Bu yarışta ilk üçe girmeniz önemli değil. Önemli olan, arkada kalanları bekleyebilme cesaretine sahip olmanızdır. Sonuncuyu bekleyip, onunla çizgiyi geçmeniz size belki büyük ödülü kazandırmaz ama gecenin bir yarısında hiç çekinmeden arayabileceğiniz bir dost kazandırır. Hayatta en büyük ödül dost olsa gerek... Öndekiler gibi kan ter içinde değilim. Bazen bir kır kahvesinde oturup ince belli bardakta çayımı yudumluyorum. Bazen, kulvardan çıkıp çiçeklerimi suluyorum. Ama…

Asla yarıştan kopmayacaksın; ve fakat yarışayım derken, hayatı da es geçmeyeceksin.


Hayatı yaşamak an gibidir. Yaşarsın, biter.


Önemli olan, kendine olan saygını yitirmeden onurluca yaşayabilmektir.

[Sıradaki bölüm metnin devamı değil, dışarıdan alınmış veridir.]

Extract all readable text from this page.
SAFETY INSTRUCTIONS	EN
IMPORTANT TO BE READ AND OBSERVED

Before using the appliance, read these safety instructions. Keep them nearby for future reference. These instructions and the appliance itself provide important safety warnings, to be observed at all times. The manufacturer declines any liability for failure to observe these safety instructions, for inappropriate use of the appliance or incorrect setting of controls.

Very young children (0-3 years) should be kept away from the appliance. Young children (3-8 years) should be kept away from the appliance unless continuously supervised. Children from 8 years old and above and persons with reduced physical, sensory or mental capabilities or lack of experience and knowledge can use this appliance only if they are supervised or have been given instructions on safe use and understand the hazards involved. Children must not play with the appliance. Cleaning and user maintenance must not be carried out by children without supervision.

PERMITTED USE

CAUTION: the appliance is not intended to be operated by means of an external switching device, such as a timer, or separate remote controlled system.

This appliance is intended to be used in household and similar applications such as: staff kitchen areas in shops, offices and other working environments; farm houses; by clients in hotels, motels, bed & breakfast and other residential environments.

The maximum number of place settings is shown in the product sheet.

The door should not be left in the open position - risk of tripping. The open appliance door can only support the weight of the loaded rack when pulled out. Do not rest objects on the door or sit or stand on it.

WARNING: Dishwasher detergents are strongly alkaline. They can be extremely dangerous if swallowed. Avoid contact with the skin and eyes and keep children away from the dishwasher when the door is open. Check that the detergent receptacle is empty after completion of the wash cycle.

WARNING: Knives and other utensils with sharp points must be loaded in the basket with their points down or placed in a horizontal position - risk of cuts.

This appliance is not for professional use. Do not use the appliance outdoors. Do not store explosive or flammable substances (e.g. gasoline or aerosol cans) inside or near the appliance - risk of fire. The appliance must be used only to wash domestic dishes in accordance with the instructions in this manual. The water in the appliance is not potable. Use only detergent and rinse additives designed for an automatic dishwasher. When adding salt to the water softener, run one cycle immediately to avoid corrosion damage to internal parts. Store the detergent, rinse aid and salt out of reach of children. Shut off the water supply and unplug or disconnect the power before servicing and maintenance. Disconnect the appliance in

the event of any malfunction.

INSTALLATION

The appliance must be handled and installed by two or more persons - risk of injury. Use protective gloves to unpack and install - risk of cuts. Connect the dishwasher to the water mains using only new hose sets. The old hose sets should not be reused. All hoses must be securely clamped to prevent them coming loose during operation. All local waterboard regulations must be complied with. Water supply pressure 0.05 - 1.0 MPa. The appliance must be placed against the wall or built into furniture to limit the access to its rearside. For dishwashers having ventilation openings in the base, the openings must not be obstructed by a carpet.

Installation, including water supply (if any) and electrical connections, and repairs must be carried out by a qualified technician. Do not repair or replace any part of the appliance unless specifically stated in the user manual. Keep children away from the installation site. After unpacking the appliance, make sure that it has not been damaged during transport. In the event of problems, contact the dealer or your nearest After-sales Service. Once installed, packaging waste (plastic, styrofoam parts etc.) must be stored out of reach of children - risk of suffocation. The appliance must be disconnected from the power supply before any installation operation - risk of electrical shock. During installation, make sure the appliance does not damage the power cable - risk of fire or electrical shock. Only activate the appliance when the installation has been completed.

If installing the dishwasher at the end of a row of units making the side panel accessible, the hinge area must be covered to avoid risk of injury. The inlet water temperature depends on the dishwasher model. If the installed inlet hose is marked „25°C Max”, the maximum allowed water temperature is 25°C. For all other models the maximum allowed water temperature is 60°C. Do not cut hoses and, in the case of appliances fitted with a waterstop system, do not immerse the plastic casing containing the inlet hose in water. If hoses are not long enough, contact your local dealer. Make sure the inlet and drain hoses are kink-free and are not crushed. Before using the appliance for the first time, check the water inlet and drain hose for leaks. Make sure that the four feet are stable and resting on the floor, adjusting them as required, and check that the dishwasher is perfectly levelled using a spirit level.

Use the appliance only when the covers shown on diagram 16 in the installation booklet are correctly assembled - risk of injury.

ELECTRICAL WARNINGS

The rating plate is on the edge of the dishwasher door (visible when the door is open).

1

Her daim yarışın içindesindir. Bazen öyle engeller çıkar ki önüne, ya hile yapacaksındır, ya da vakit kaybına katlanacaksındır. Vakit değerlidir, pek çoğumuz vakit kaybetmektense, değer kaybetmeyi göze alabiliriz. Birinci olmanın şartlarından biri budur. Elbette ki tüm birincilerin “değer”siz olduğu fikri çıkmaz buradan, ama genelleme yapabiliriz…

Meselâ…


Birinciler, silah sanayi işinde oldukça iyidirler. Silahlarını satmaları en doğal haklarıdır. İşte burada ikinciler devreye girer. Mesela… Onların görevi savaş çıkarmaktır, birinciler öyle arzu eder çünkü… Gelelim üçüncülere. Onlar da başarılı sayılır aslında. Onların görevi, a- babalarına zemin hazırlamaktır. Bu türler genelde gelişmekte olan ülkelerde iktidarlara taliptirler ve a- babalarının yardımlarıyla renkli devrimler icat ederek iktidara gelirler. Pazarlamacılıkta üzerlerine yoktur. Her şeyi satabilirler, yeter ki paradan haber verin!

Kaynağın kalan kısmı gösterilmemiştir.